Because you can't spot-reduce, you have to burn total-body fat, some of which will come from your inner thighs. You should do cardio most days of the week, at a high enough intensity that you break a sweat.
Most people don't have specialized cardio equipment in their homes, nor do they have a lot of space. There are still a ton of options for getting your heart rate up. Inside your home you can:
- March in place. Get your knees as high as you can and pump your arms vigorously
- Do jumping jacks
- Jog in place
- Jump rope
- Climb stairs — the longer the staircase the better. Run up, run down and repeat.
Do you have a bike? For not too much money, you can turn your outdoor bicycle into an indoor stationary bike.
Circuit-style workouts are great options for home. They burn calories and build muscle at the same time. Choose six or seven strength exercises targeting all your major muscle groups and one cardio exercise, such as jumping rope or sprints. Do one set of each exercise back-to-back without rest in between. At the end of each round, do five minutes of cardio. Repeat for three to five rounds.
If you feel like venturing outdoors, your options increase. You can run around your home, run around the block, or do sprints on your lawn or on the sidewalk or street in front of your house.
Sprints are a type of high-intensity interval training, which is one of the most effective forms of cardiovascular exercise for burning fat, according to a review of research published in Journal of Obesity in 2011.
Get Creative to Build Muscle
The other piece of the inner thigh fat-loss puzzle is strength training. You might think you only need to do inner thigh exercises, but that won't get you anywhere. Strength-training exercises build muscle, but they won't get rid of the fat layer covering the muscle.
However, building total-body lean muscle mass will help you burn fat. Lean muscle mass is more metabolically active than fat. Your body has to expend energy, in the form of calories, to build and maintain muscle. Thus, the more muscle you have the more calories your body burns, even when you're doing nothing at all.
A few days a week, do exercises that target your chest, shoulders, arms, back, abs, butt, thighs and calves. An effective and time-efficient way to get a great total-body workout is to choose exercises that work a lot of these muscles at one time.
Some examples for your lower body include squats, lunges and step-ups.

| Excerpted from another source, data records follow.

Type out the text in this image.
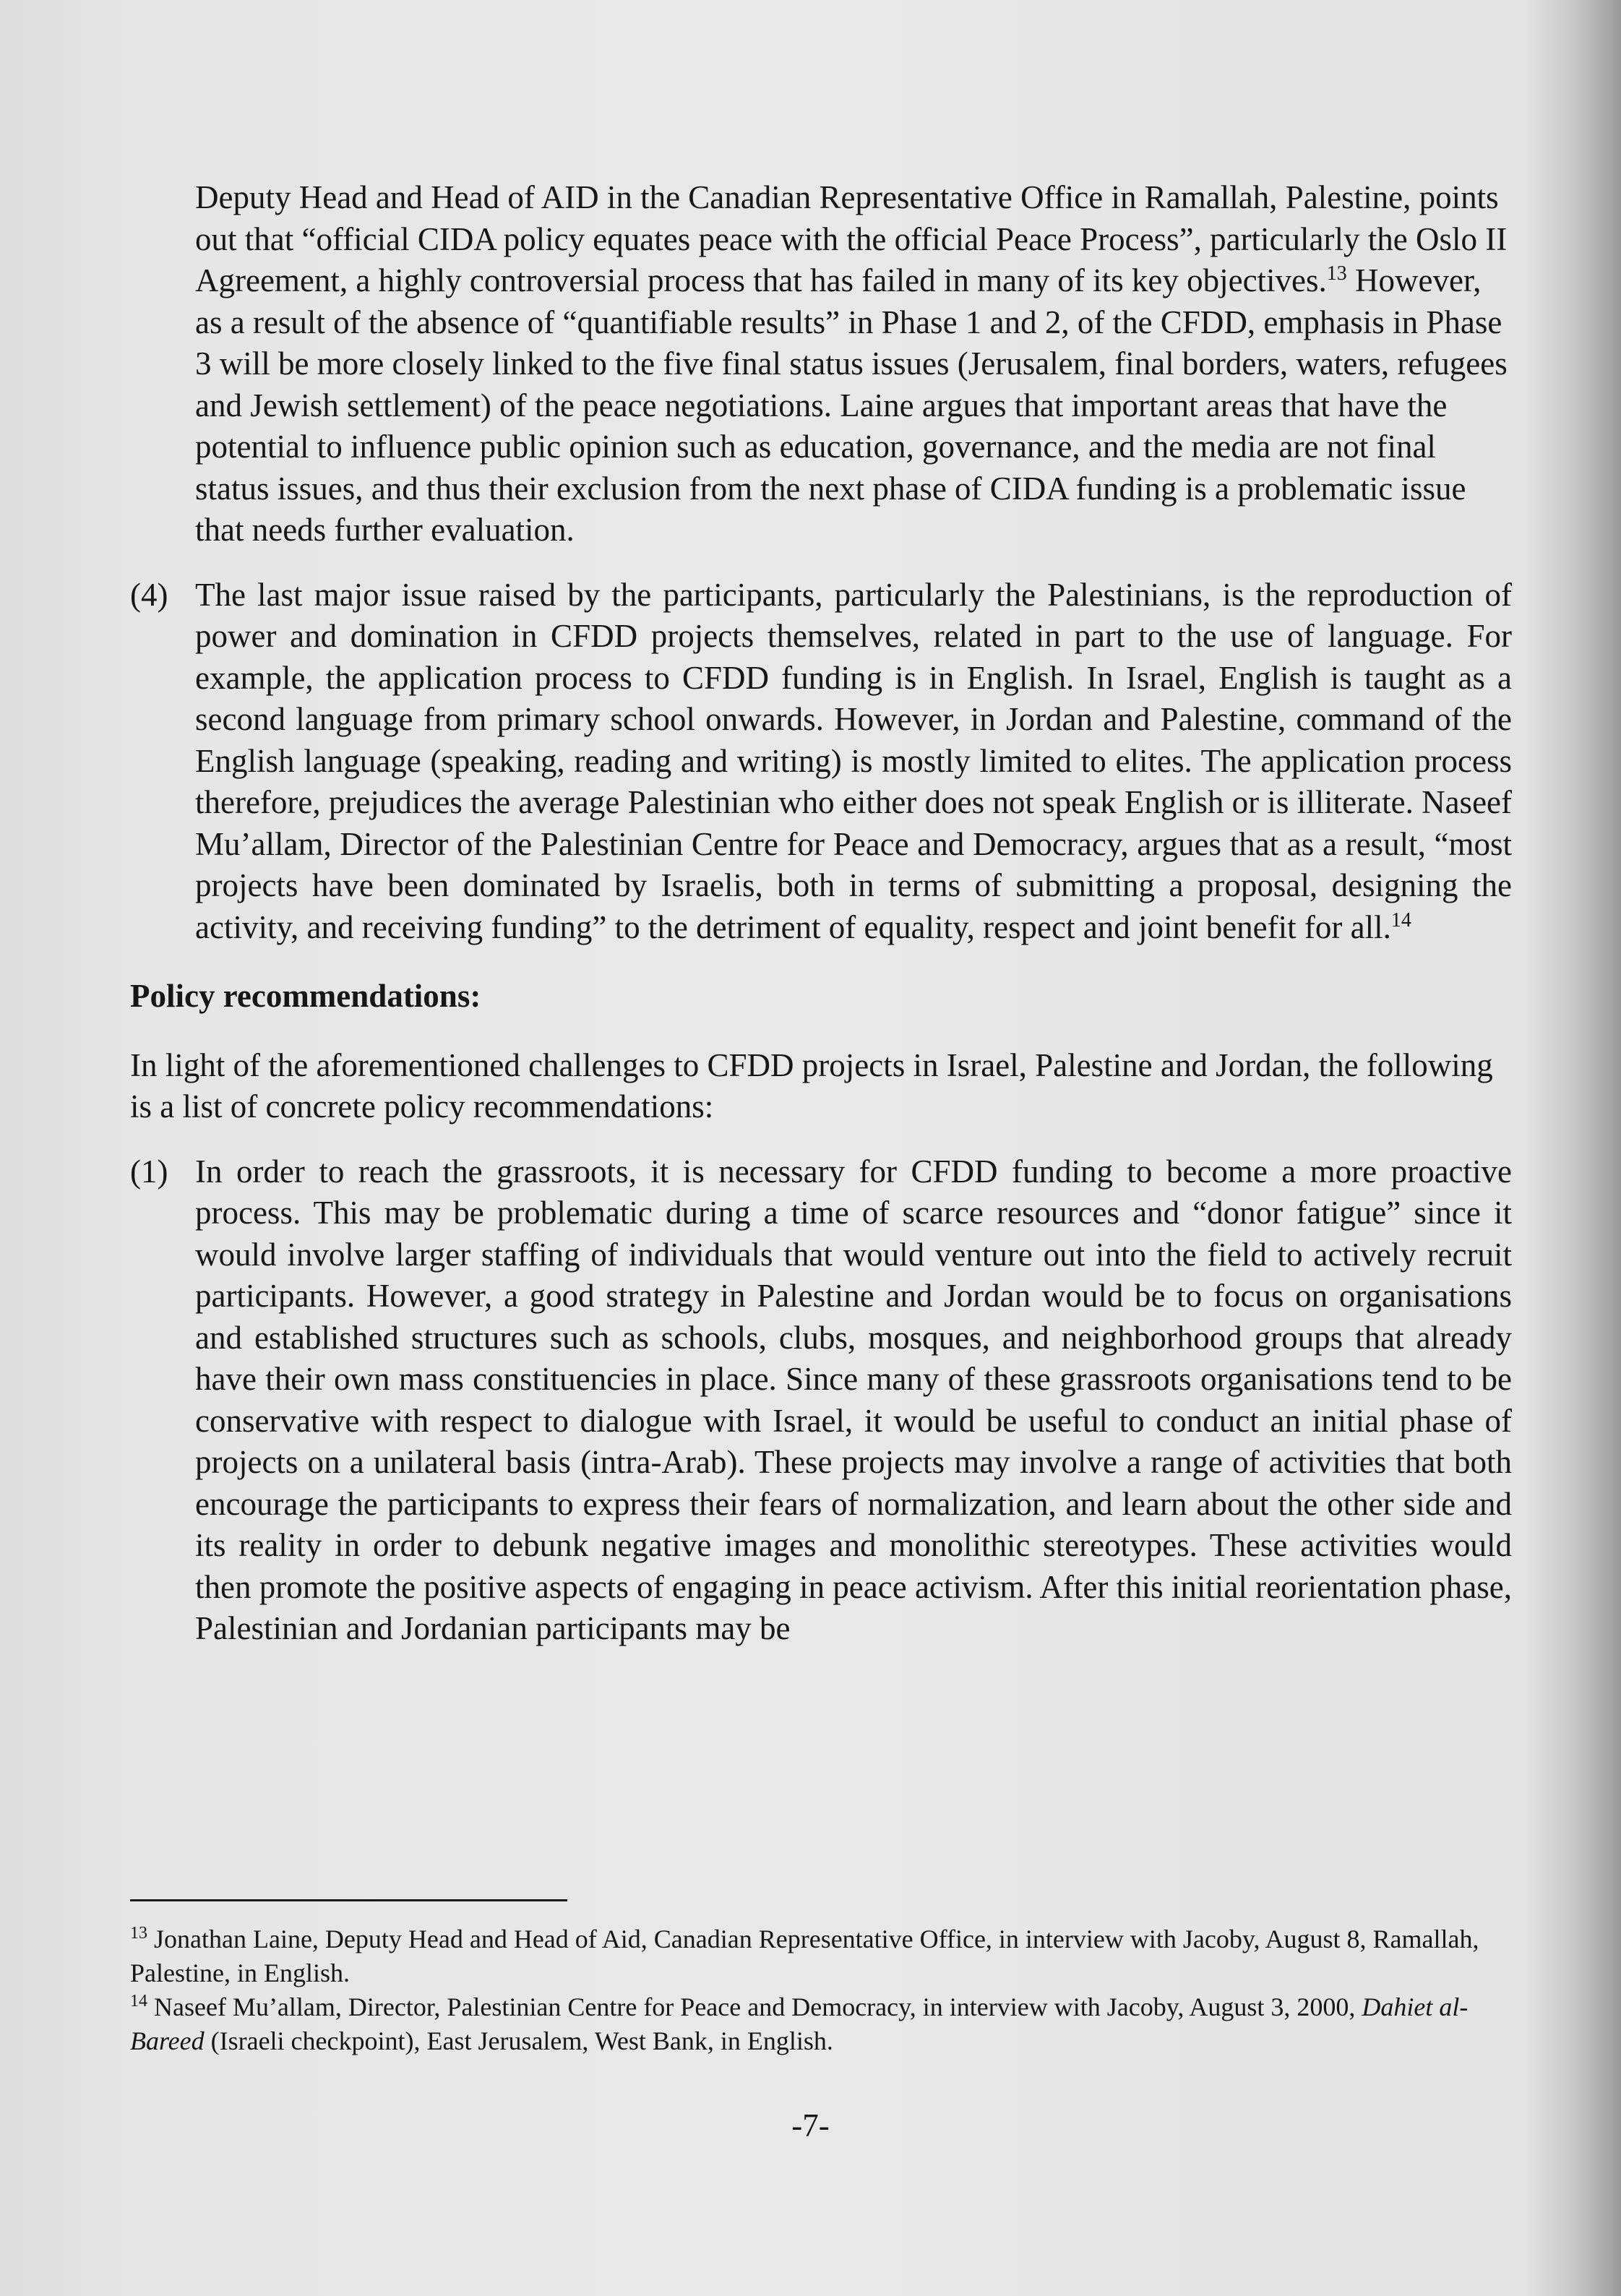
Deputy Head and Head of AID in the Canadian Representative Office in Ramallah, Palestine, points out that “official CIDA policy equates peace with the official Peace Process”, particularly the Oslo II Agreement, a highly controversial process that has failed in many of its key objectives.$^{13}$ However, as a result of the absence of “quantifiable results” in Phase 1 and 2, of the CFDD, emphasis in Phase 3 will be more closely linked to the five final status issues (Jerusalem, final borders, waters, refugees and Jewish settlement) of the peace negotiations. Laine argues that important areas that have the potential to influence public opinion such as education, governance, and the media are not final status issues, and thus their exclusion from the next phase of CIDA funding is a problematic issue that needs further evaluation.

(4) The last major issue raised by the participants, particularly the Palestinians, is the reproduction of power and domination in CFDD projects themselves, related in part to the use of language. For example, the application process to CFDD funding is in English. In Israel, English is taught as a second language from primary school onwards. However, in Jordan and Palestine, command of the English language (speaking, reading and writing) is mostly limited to elites. The application process therefore, prejudices the average Palestinian who either does not speak English or is illiterate. Naseef Mu’allam, Director of the Palestinian Centre for Peace and Democracy, argues that as a result, “most projects have been dominated by Israelis, both in terms of submitting a proposal, designing the activity, and receiving funding” to the detriment of equality, respect and joint benefit for all.$^{14}$

Policy recommendations:

In light of the aforementioned challenges to CFDD projects in Israel, Palestine and Jordan, the following is a list of concrete policy recommendations:

(1) In order to reach the grassroots, it is necessary for CFDD funding to become a more proactive process. This may be problematic during a time of scarce resources and “donor fatigue” since it would involve larger staffing of individuals that would venture out into the field to actively recruit participants. However, a good strategy in Palestine and Jordan would be to focus on organisations and established structures such as schools, clubs, mosques, and neighborhood groups that already have their own mass constituencies in place. Since many of these grassroots organisations tend to be conservative with respect to dialogue with Israel, it would be useful to conduct an initial phase of projects on a unilateral basis (intra-Arab). These projects may involve a range of activities that both encourage the participants to express their fears of normalization, and learn about the other side and its reality in order to debunk negative images and monolithic stereotypes. These activities would then promote the positive aspects of engaging in peace activism. After this initial reorientation phase, Palestinian and Jordanian participants may be
$^{13}$ Jonathan Laine, Deputy Head and Head of Aid, Canadian Representative Office, in interview with Jacoby, August 8, Ramallah, Palestine, in English.
$^{14}$ Naseef Mu’allam, Director, Palestinian Centre for Peace and Democracy, in interview with Jacoby, August 3, 2000, Dahiet al-Bareed (Israeli checkpoint), East Jerusalem, West Bank, in English.
-7-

These exercises work all the muscles in your lower body — your calves, quadriceps, hamstrings, glutes and your outer and inner thighs. Do these, and you don't have to worry about specific exercises targeting your inner thighs.
All of these can be done in your living room. They can all be done with just your body weight, or you can hold dumbbells or use resistance bands to add weight.
If you don't have dumbbells or resistance bands, you can improvise with common household items. Hold gallon jugs of water in either hand while doing step-ups, hoist a big laundry detergent jug overhead while doing lunges, or clutch a pile of books to your chest doing step-ups. Just be sure you're keeping safety in mind.
Other lower-body exercises you can do at home:
- Jump squats
- Single-leg squats
- Sumo squats
- Single-leg straight-leg deadlifts
- Side lunges
If you want a little extra credit for your inner thighs, try the following:
Leg lifts: Lie on one side with your your legs extended and your hips and shoulders stacked. Bend your top leg and place the foot in front your bottom leg knee. Lift the lower leg up and down.
Plank: Find a stool or bench about knee-height. Stand on your knees perpendicular to the bench. Lift your inner leg and place it on the bench supporting your knee. Lean onto your lower elbow. Contract your core muscles and lift your knee off the floor, squeezing the lower leg up toward the upper leg. Keep the body in one straight line.
Side lunge with towel: On a bare floor, place a towel under one foot. Slide your foot out and bend your other knee, coming into a side lunge. Slide your foot back in, using your inner thigh muscles.